The Independent Petroleum Marketers Association of Nigeria has raised concerns over a potential fuel scarcity, despite the rising prices of petroleum products.
The association indicated there might be friction between its members and the management of the Nigerian National Petroleum Company Limited which could lead to disruptions in fuel supply.
The PUNCH reported that while speaking in Ilorin, Kwara State capital on Friday, the IPMAN National Public Relations Officer, Alhaji Okanlawon Olanrewaju, revealed that the prices NNPC was offering marketers were unreasonably high, posing a threat to the fuel distribution network.
He warned that the current pricing strategy could trigger another round of fuel scarcity across the country.
Olanrewaju explained that the NNPCL had proposed selling fuel to IPMAN members at a rate of N1,010 per liter, a price even higher than what NNPC sells at its retail outlets.
He added that the imposed price, along with transportation costs, was making it increasingly difficult for independent marketers to operate efficiently.
“The problem IPMAN is facing in the downstream oil sector is confounding. We realize that what NNPC is imposing on us is too much. NNPCL is the sole off-taker from Dangote oil refinery, and the amount the NNPCL wants to sell to us is too high,” he stated.
“NNPC wants to sell at N1,010 to IPMAN. This price is even higher than what NNPCL sells at their retail outlets, including transportation costs. That’s a very difficult situation they are putting us in. We may not be able to survive in that kind of situation because we’ll have to sell to the same members of the public. It’s like they want to tag us as bad marketers,” Olanrewaju said, calling the situation unacceptable.
Olanrewaju further disclosed that IPMAN members had collectively paid around N15 billion into the NNPCL’s accounts months ago for fuel, but were yet to receive the product.
The funds were paid based on the old price of N750 per liter, but now the NNPCL was demanding that marketers top up their payments to reflect the new rate of N1,010 before they could collect the product.
“This is for about two to three cargoes at the old price of N750 per litre. And now they want to increase the price after about three or four months,” Olanrewaju said, expressing frustration. “They’ve asked us to top up the money paid to them before we pick the product. And that’s what they have been doing always.
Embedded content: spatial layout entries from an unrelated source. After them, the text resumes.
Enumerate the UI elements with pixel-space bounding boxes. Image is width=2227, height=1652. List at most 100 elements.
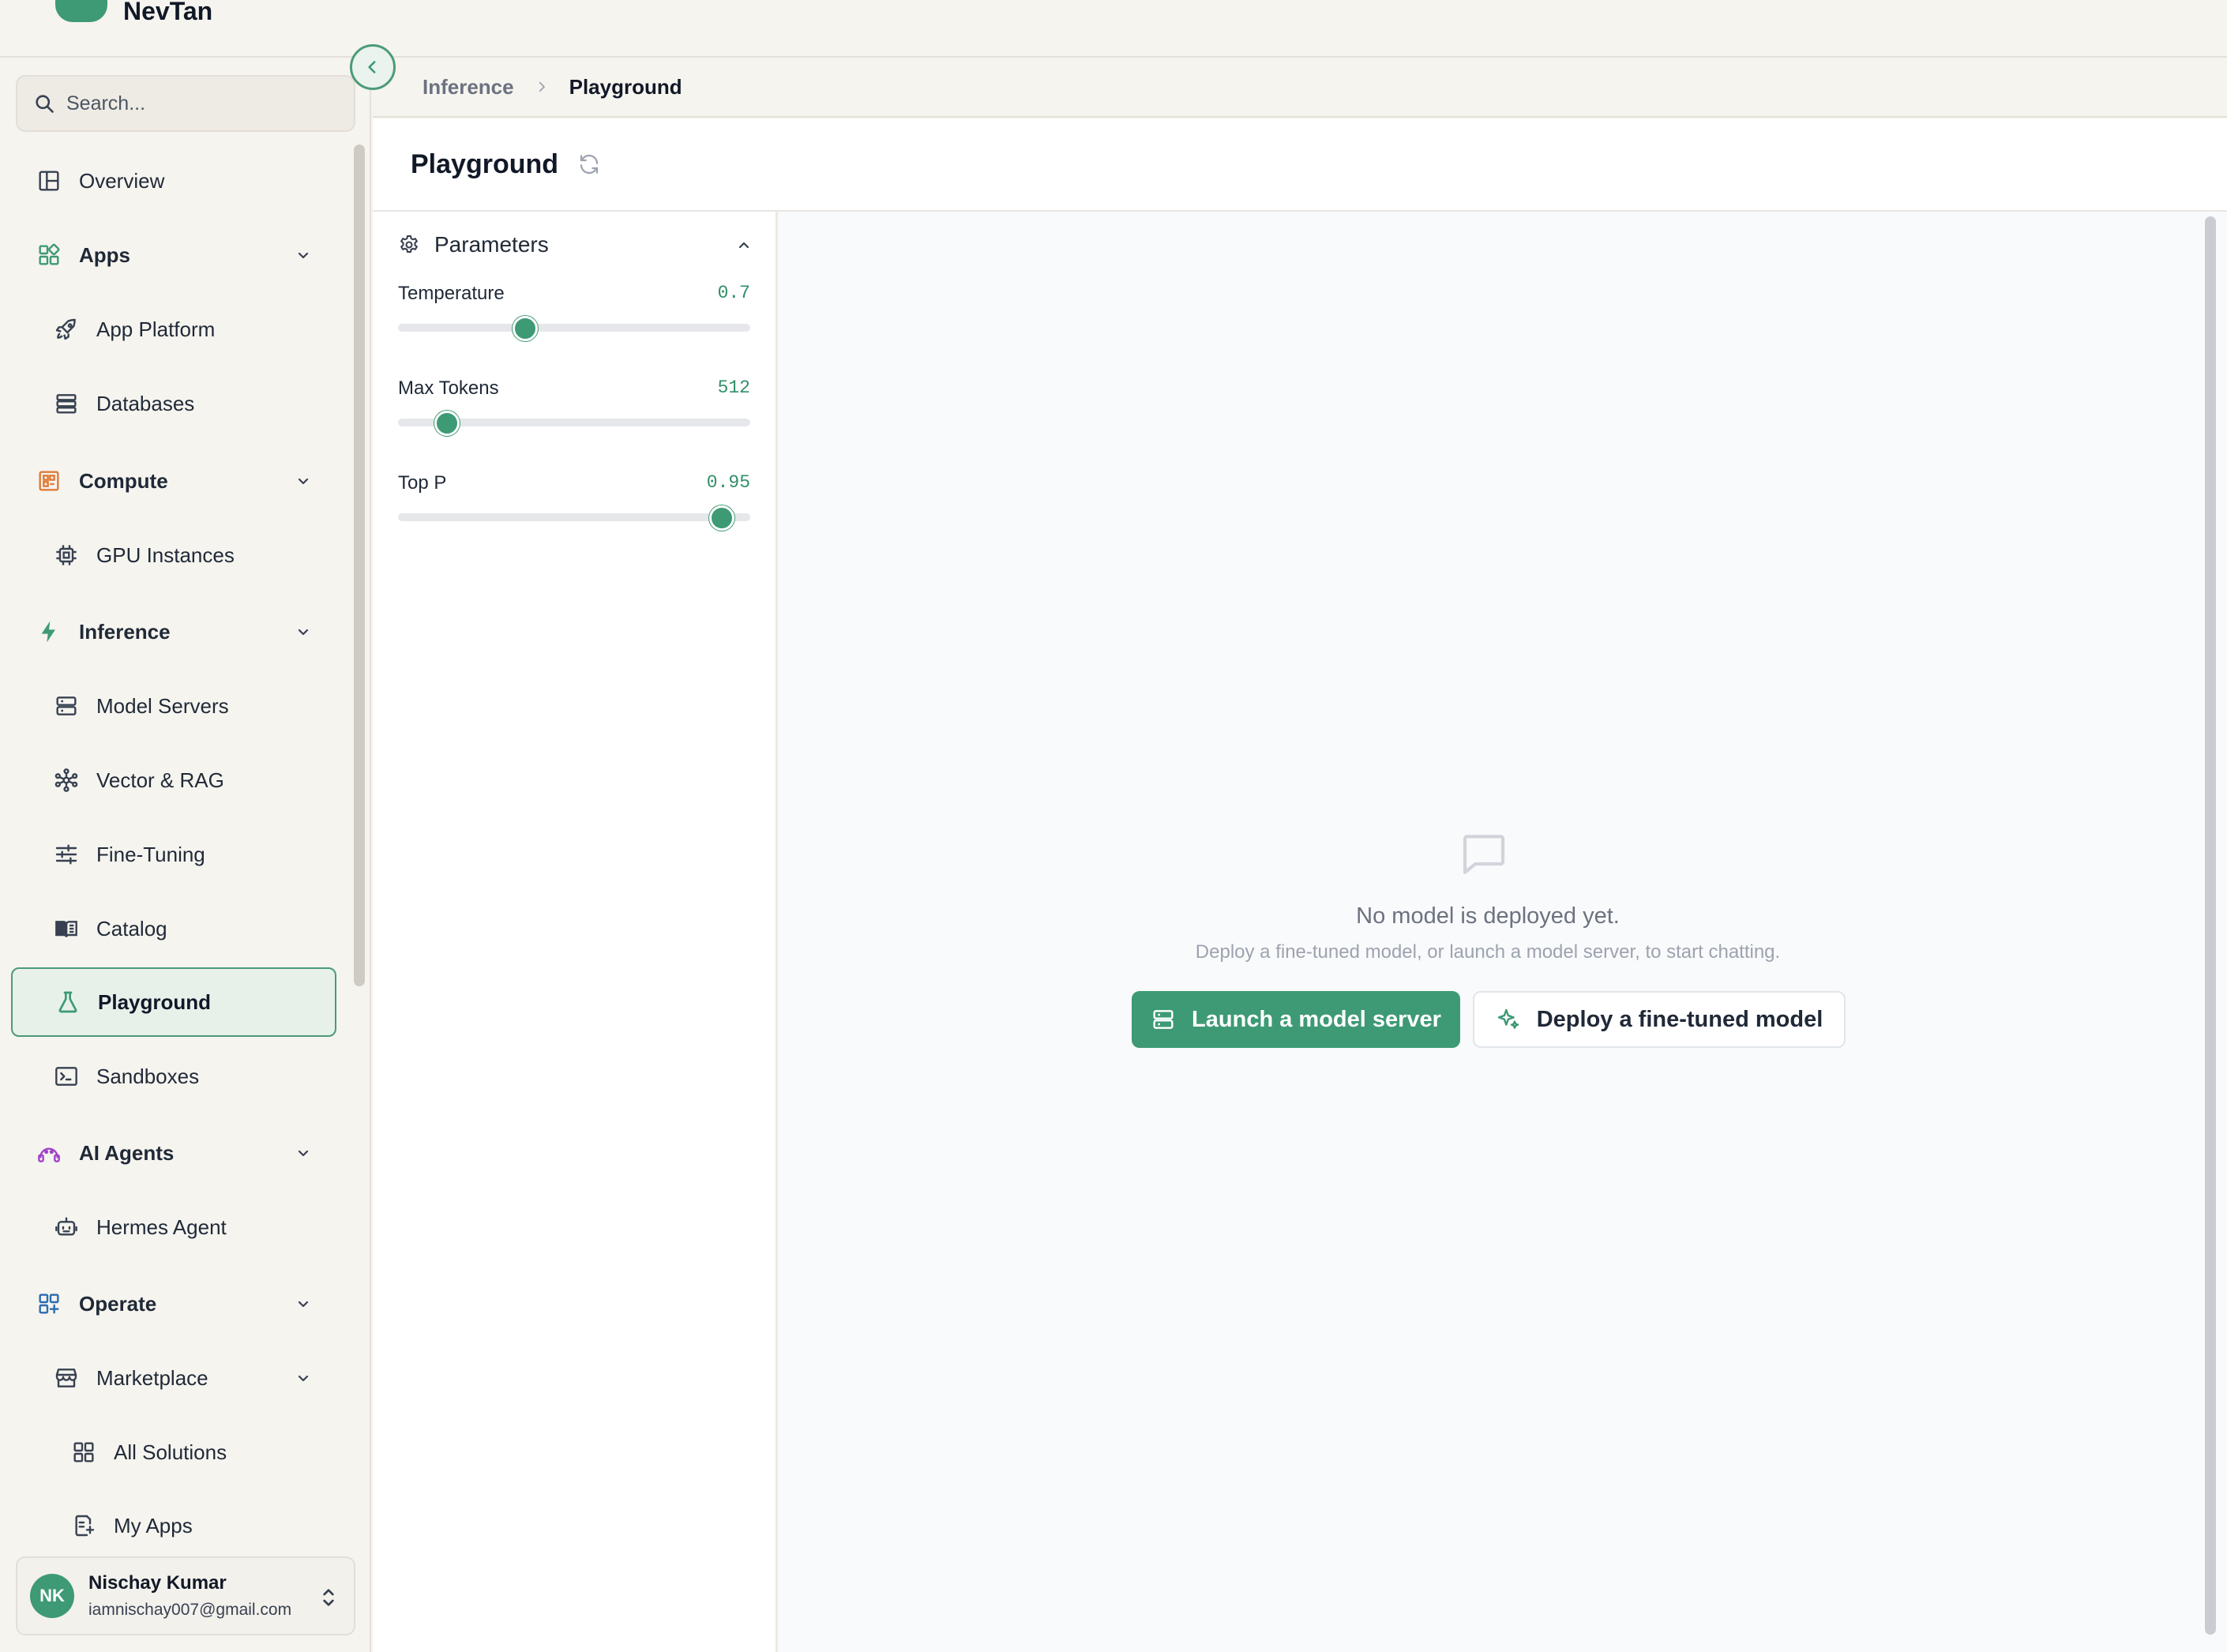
empty-state-subtitle: Deploy a fine-tuned model, or launch a m…: [1195, 941, 1781, 963]
agent-icon: [36, 1140, 62, 1166]
temperature-slider-thumb[interactable]: [512, 316, 538, 341]
max-tokens-value: 512: [717, 377, 750, 398]
lightning-icon: [36, 619, 62, 644]
sidebar-item-marketplace[interactable]: Marketplace: [11, 1343, 336, 1413]
grid-plus-icon: [36, 1291, 62, 1316]
sidebar-item-label: All Solutions: [114, 1440, 227, 1464]
breadcrumb-inference[interactable]: Inference: [422, 75, 514, 99]
chevron-left-icon: [368, 61, 376, 73]
sidebar-item-playground[interactable]: Playground: [11, 967, 336, 1037]
sidebar-item-app-platform[interactable]: App Platform: [11, 295, 336, 364]
max-tokens-param: Max Tokens 512: [398, 377, 750, 456]
top-p-value: 0.95: [706, 472, 750, 493]
sidebar-item-apps[interactable]: Apps: [11, 220, 336, 290]
max-tokens-label: Max Tokens: [398, 377, 499, 399]
sidebar-item-sandboxes[interactable]: Sandboxes: [11, 1042, 336, 1111]
sidebar-scrollbar[interactable]: [354, 145, 365, 986]
grid-icon: [71, 1440, 96, 1465]
deploy-fine-tuned-model-label: Deploy a fine-tuned model: [1536, 1006, 1823, 1032]
chat-scrollbar[interactable]: [2205, 216, 2216, 1635]
brand-name[interactable]: NevTan: [123, 0, 212, 27]
collapse-sidebar-button[interactable]: [350, 44, 396, 90]
sidebar-item-label: AI Agents: [79, 1140, 175, 1165]
bot-icon: [54, 1215, 79, 1240]
sidebar-item-operate[interactable]: Operate: [11, 1269, 336, 1338]
sidebar-item-fine-tuning[interactable]: Fine-Tuning: [11, 820, 336, 889]
app-file-icon: [71, 1513, 96, 1538]
sidebar-item-label: Playground: [98, 989, 212, 1014]
sidebar-item-label: Marketplace: [96, 1365, 208, 1390]
message-square-icon: [1463, 835, 1505, 874]
page-title: Playground: [411, 148, 559, 179]
sidebar-item-label: Sandboxes: [96, 1064, 200, 1088]
chevron-down-icon[interactable]: [294, 622, 313, 641]
chevron-down-icon[interactable]: [294, 471, 313, 490]
user-name: Nischay Kumar: [88, 1572, 227, 1594]
chevron-down-icon[interactable]: [294, 1143, 313, 1162]
sidebar-item-gpu-instances[interactable]: GPU Instances: [11, 520, 336, 590]
sidebar-item-compute[interactable]: Compute: [11, 446, 336, 516]
chevron-down-icon[interactable]: [294, 1294, 313, 1313]
search-input[interactable]: [66, 92, 335, 115]
user-menu[interactable]: NK Nischay Kumar iamnischay007@gmail.com: [16, 1556, 355, 1635]
chevron-down-icon[interactable]: [294, 1369, 313, 1387]
server-icon: [1153, 1010, 1174, 1029]
top-p-slider-track[interactable]: [398, 513, 750, 521]
rocket-icon: [54, 317, 79, 342]
deploy-fine-tuned-model-button[interactable]: Deploy a fine-tuned model: [1473, 991, 1846, 1048]
refresh-icon[interactable]: [577, 152, 601, 176]
sidebar: Overview Apps App Platform Databases Com…: [0, 58, 371, 1652]
brand-logo-icon[interactable]: [55, 0, 107, 22]
parameters-title: Parameters: [434, 232, 549, 257]
gear-icon: [400, 235, 418, 253]
launch-model-server-label: Launch a model server: [1192, 1006, 1441, 1032]
sidebar-item-model-servers[interactable]: Model Servers: [11, 671, 336, 741]
user-meta: Nischay Kumar iamnischay007@gmail.com: [88, 1572, 291, 1620]
sidebar-item-my-apps[interactable]: My Apps: [11, 1491, 336, 1544]
parameters-header[interactable]: Parameters: [398, 229, 753, 261]
compute-icon: [36, 468, 62, 494]
sidebar-item-label: Compute: [79, 468, 168, 493]
temperature-slider-track[interactable]: [398, 324, 750, 332]
sidebar-item-label: Catalog: [96, 916, 167, 941]
sidebar-item-label: Apps: [79, 242, 130, 267]
empty-state-title: No model is deployed yet.: [1356, 903, 1620, 929]
chevron-up-icon[interactable]: [734, 235, 753, 254]
chevron-down-icon[interactable]: [294, 246, 313, 265]
breadcrumb-current: Playground: [569, 74, 682, 99]
breadcrumb: Inference Playground: [373, 58, 2227, 118]
search-box[interactable]: [16, 75, 355, 132]
sidebar-item-vector-rag[interactable]: Vector & RAG: [11, 745, 336, 815]
store-icon: [54, 1365, 79, 1391]
book-icon: [54, 916, 79, 941]
sidebar-item-databases[interactable]: Databases: [11, 369, 336, 438]
sparkles-icon: [1497, 1008, 1519, 1029]
network-icon: [54, 768, 79, 793]
server-icon: [54, 693, 79, 719]
sidebar-item-catalog[interactable]: Catalog: [11, 894, 336, 963]
sidebar-item-label: Fine-Tuning: [96, 842, 205, 866]
sidebar-item-overview[interactable]: Overview: [11, 146, 336, 216]
search-icon: [36, 95, 54, 113]
chevron-up-down-icon[interactable]: [319, 1585, 338, 1610]
sidebar-item-hermes-agent[interactable]: Hermes Agent: [11, 1192, 336, 1262]
terminal-icon: [54, 1064, 79, 1089]
chat-area: No model is deployed yet. Deploy a fine-…: [779, 212, 2227, 1652]
max-tokens-slider-thumb[interactable]: [434, 411, 460, 436]
sidebar-item-ai-agents[interactable]: AI Agents: [11, 1118, 336, 1188]
launch-model-server-button[interactable]: Launch a model server: [1132, 991, 1460, 1048]
layout-icon: [36, 168, 62, 193]
chevron-right-icon: [539, 81, 545, 92]
sidebar-item-label: Vector & RAG: [96, 768, 224, 792]
sidebar-item-all-solutions[interactable]: All Solutions: [11, 1417, 336, 1487]
sidebar-item-label: App Platform: [96, 317, 216, 341]
top-p-slider-thumb[interactable]: [709, 505, 735, 531]
sidebar-item-label: Databases: [96, 391, 195, 415]
parameters-panel: Parameters Temperature 0.7 Max Tokens 51…: [373, 212, 777, 1652]
user-email: iamnischay007@gmail.com: [88, 1601, 292, 1619]
top-bar: NevTan: [0, 0, 2227, 58]
page-header: Playground: [373, 118, 2227, 212]
sidebar-item-inference[interactable]: Inference: [11, 597, 336, 666]
avatar: NK: [30, 1574, 74, 1618]
database-icon: [54, 391, 79, 416]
We cannot continue doing that.”
In response to the situation, IPMAN’s leadership, under the direction of its president, has instructed members to halt payments until a resolution is reached.
A National Executive Council meeting is scheduled for Wednesday to deliberate on the matter.
In the meantime, Olanrewaju indicated that the ongoing standoff could lead to a reduction in fuel availability, warning, “By the time we didn’t pick product for some time and we start exhausting what we have, definitely, there’s going to be scarcity.”
Olanrewaju also touched on the financial difficulties faced by marketers, many of whom rely on bank loans to operate. He pointed out that with rising interest rates, the current situation was becoming unsustainable.
“Economically, what they want us to do doesn’t sound good. Because we sourced the money from banks and we’re paying money on it. We all know the way interest rates are going up in banks. They also go to banks even with better negotiation powers than us individual marketers,” he added.
While acknowledging that the directive for marketers to halt payments could result in fuel scarcity, Olanrewaju opposed any suggestion of returning to a fuel subsidy regime, describing such a move as counterproductive.
He emphasized that while there are challenges in transitioning to full deregulation, it would ultimately benefit the industry.
“Achievements have been made. There may be some hitches along the line, but it’s better we take these steps. It may be tough now. The step the government is taking is good. By the time we’re in full deregulation, it’s going to bring about real competition in the downstream oil sector which is good for the economy,” he noted.
He also called for the removal of the NNPCL’s monopoly over fuel from the Dangote refinery, arguing that opening up the market to other players would lower prices.
“NNPC should not be the sole off-taker of Dangote fuel. If it’s opened up, the price would crash down. We the IPMAN members are not finding it easy because we can’t plan our business,” Olanrewaju concluded.